Senin, 30 Oktober 2017

Nyawa Hidupku (21)



MANIS

Awan berkelabu, padahal biasanya panas sangat melahar di siang hari. Angin bergemuruh setelahnya, menusuk tulang. Sebentar lagi air langit turun. Seandainya lebih pintar membaca keadaan ketika pagi tak begitu bercahaya, harusnya membaya payung. Menyiapkannya sebelum hujan.

Langkah kaki terbirit-birit, tasnya di letakkan di atas kepala supaya menepis sedikit hujan membasahi. Baru beberapa menit berjalan, ada yang menarik tas gadis itu dari belakang. Berbalik dan tersenyum. Kemudian, memberikan teduhan.  
Pemuda itu membalas sunggingan, tangannya memegang payung kuning.

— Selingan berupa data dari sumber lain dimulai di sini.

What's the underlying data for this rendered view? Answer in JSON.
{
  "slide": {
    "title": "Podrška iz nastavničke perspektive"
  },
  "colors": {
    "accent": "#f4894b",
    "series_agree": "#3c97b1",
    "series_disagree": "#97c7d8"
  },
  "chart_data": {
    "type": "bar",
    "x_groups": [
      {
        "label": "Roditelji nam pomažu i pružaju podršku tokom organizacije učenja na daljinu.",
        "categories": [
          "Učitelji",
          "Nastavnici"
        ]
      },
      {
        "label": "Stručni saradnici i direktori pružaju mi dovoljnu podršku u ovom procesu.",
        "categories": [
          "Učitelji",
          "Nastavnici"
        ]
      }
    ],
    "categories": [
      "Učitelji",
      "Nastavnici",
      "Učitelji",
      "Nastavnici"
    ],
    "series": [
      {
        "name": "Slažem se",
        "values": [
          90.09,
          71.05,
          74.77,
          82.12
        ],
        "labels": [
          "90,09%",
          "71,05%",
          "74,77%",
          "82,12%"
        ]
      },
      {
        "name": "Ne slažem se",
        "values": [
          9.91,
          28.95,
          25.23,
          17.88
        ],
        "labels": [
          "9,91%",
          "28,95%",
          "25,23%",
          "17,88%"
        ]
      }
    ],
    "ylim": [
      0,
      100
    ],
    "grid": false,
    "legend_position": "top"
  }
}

Dan, suasana manis sekarang. Berdua di bawah payung dan menikmati bunyi hujan.
“Mau ke masjid?” untung Yudha terjaga kemudian memalingkan pandangan.
“Ia, takut nanti waktu abis. Mana ada kuliah lagi sebentar lagi.”

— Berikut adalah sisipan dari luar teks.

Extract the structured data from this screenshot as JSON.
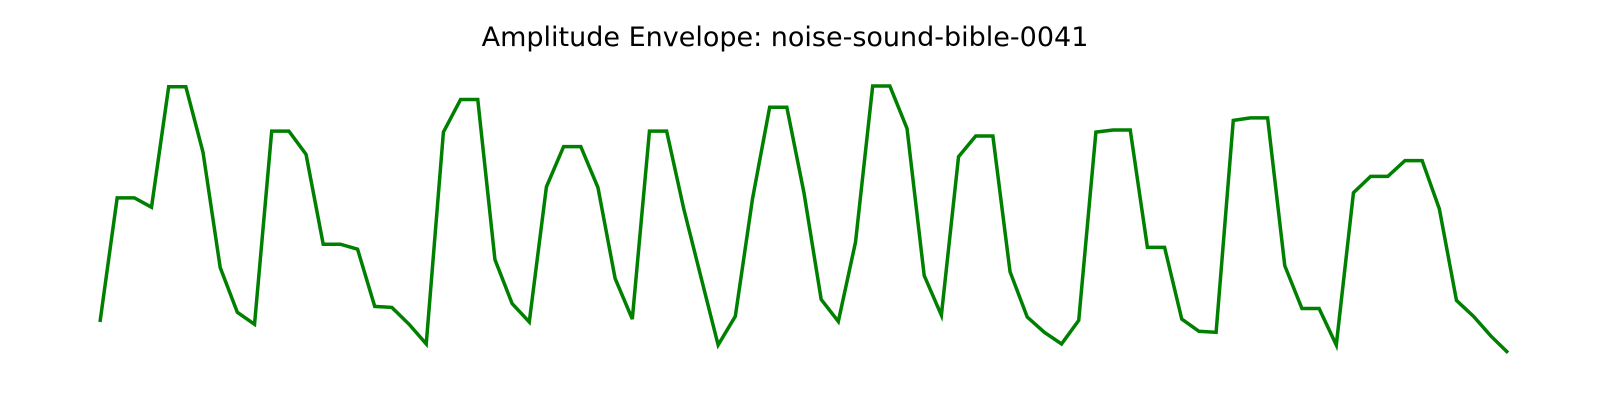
{
  "chart_data": {
    "type": "line",
    "title": "Amplitude Envelope: noise-sound-bible-0041",
    "xlabel": "",
    "ylabel": "",
    "axes_visible": false,
    "grid": false,
    "legend": "none",
    "color": "#008000",
    "x": [
      0,
      1,
      2,
      3,
      4,
      5,
      6,
      7,
      8,
      9,
      10,
      11,
      12,
      13,
      14,
      15,
      16,
      17,
      18,
      19,
      20,
      21,
      22,
      23,
      24,
      25,
      26,
      27,
      28,
      29,
      30,
      31,
      32,
      33,
      34,
      35,
      36,
      37,
      38,
      39,
      40,
      41,
      42,
      43,
      44,
      45,
      46,
      47,
      48,
      49,
      50,
      51,
      52,
      53,
      54,
      55,
      56,
      57,
      58,
      59,
      60,
      61,
      62,
      63,
      64,
      65,
      66,
      67,
      68,
      69,
      70,
      71,
      72,
      73,
      74,
      75,
      76,
      77,
      78,
      79,
      80,
      81,
      82
    ],
    "values": [
      0.089,
      0.568,
      0.568,
      0.532,
      0.997,
      0.997,
      0.744,
      0.299,
      0.126,
      0.08,
      0.826,
      0.826,
      0.736,
      0.389,
      0.389,
      0.37,
      0.149,
      0.145,
      0.08,
      0.004,
      0.822,
      0.948,
      0.948,
      0.33,
      0.16,
      0.089,
      0.611,
      0.766,
      0.766,
      0.608,
      0.257,
      0.1,
      0.826,
      0.826,
      0.525,
      0.262,
      0.0,
      0.111,
      0.564,
      0.918,
      0.918,
      0.587,
      0.176,
      0.091,
      0.397,
      1.0,
      1.0,
      0.836,
      0.268,
      0.115,
      0.727,
      0.807,
      0.807,
      0.283,
      0.108,
      0.049,
      0.004,
      0.095,
      0.822,
      0.83,
      0.83,
      0.377,
      0.377,
      0.1,
      0.053,
      0.049,
      0.867,
      0.877,
      0.877,
      0.306,
      0.141,
      0.141,
      0.0,
      0.588,
      0.651,
      0.651,
      0.712,
      0.712,
      0.526,
      0.172,
      0.11,
      0.035,
      -0.03
    ],
    "ylim": [
      -0.04,
      1.04
    ]
  }
}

Mereka berjalan berisian. Sekali-kali mencuri pandang. Ini kesempatan yang sudah lama sekali diimpikan Yudha. Berada di dekat Sakinah tanpa ada rasa risih seperti dulu melainkan tersampul senyum.
“Makasih ya, udah berikan aku tempat teduh,” mata bulat gadis itu menyipit.
Masya Allah cantiknya.
“Koq diam?”
“Maaf-maaf,” kemudian tersenyum dan berterimakasih kembali, “Thanks udah mau aku antarin. Aku ke tempat wudhu laki-laki dulu ya,” membalikkan badan.

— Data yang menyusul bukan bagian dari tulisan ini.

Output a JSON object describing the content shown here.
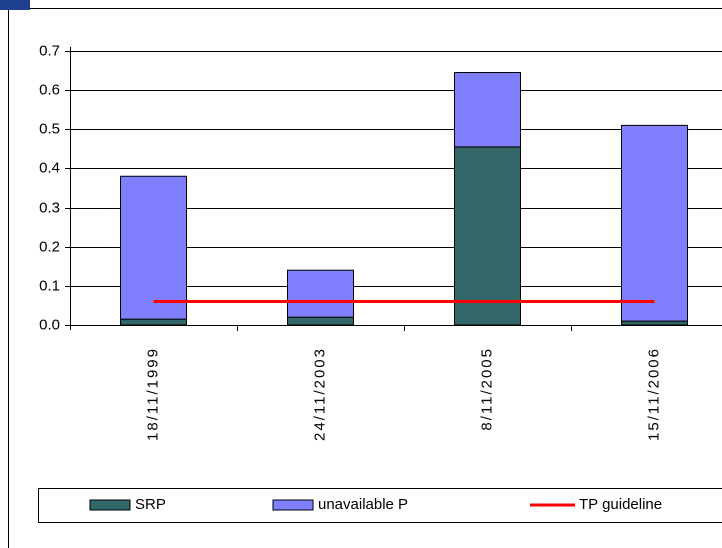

Deg-deg-gan. Rasanya jantung mau enyah dari tempatnya. Ada hawa panas menggelegar, padahal sebelum dingin oleh hujan. Ada apa ini? Kenapa begitu bahagia melihat senyum di wajah Yudha?  Pekik Sakina di batin. Apalagi beberapa detik setelah memberikan teduhan, dia menengok lagi tersenyum. Ah...... bahagia tak terduga dan rasanya manis.
Hati. Ya, Sakina memang perlahan membukanya dan melihat bukan hanya mata kepalanya sendiri, namun juga mata hatinya agar bisa menemukan sosok yang selama ini selalu ada untuknya. Dan ternyata pemuda bermata sipit itu, meskipun mungkin pernah mengabaikannya, dia tetap saja bersemnagat mendekati. Hah. Sangat bodoh kalau menyia-nyiakannya lagi. Tak akan. Tak akan. Sakinah meruncingkan pikiran.
***
“Yuni,  ke sini,” panggil Fitri ketika sedang berada di kantin kampus dengan Sakina, Lia, Tina dan Ramlah.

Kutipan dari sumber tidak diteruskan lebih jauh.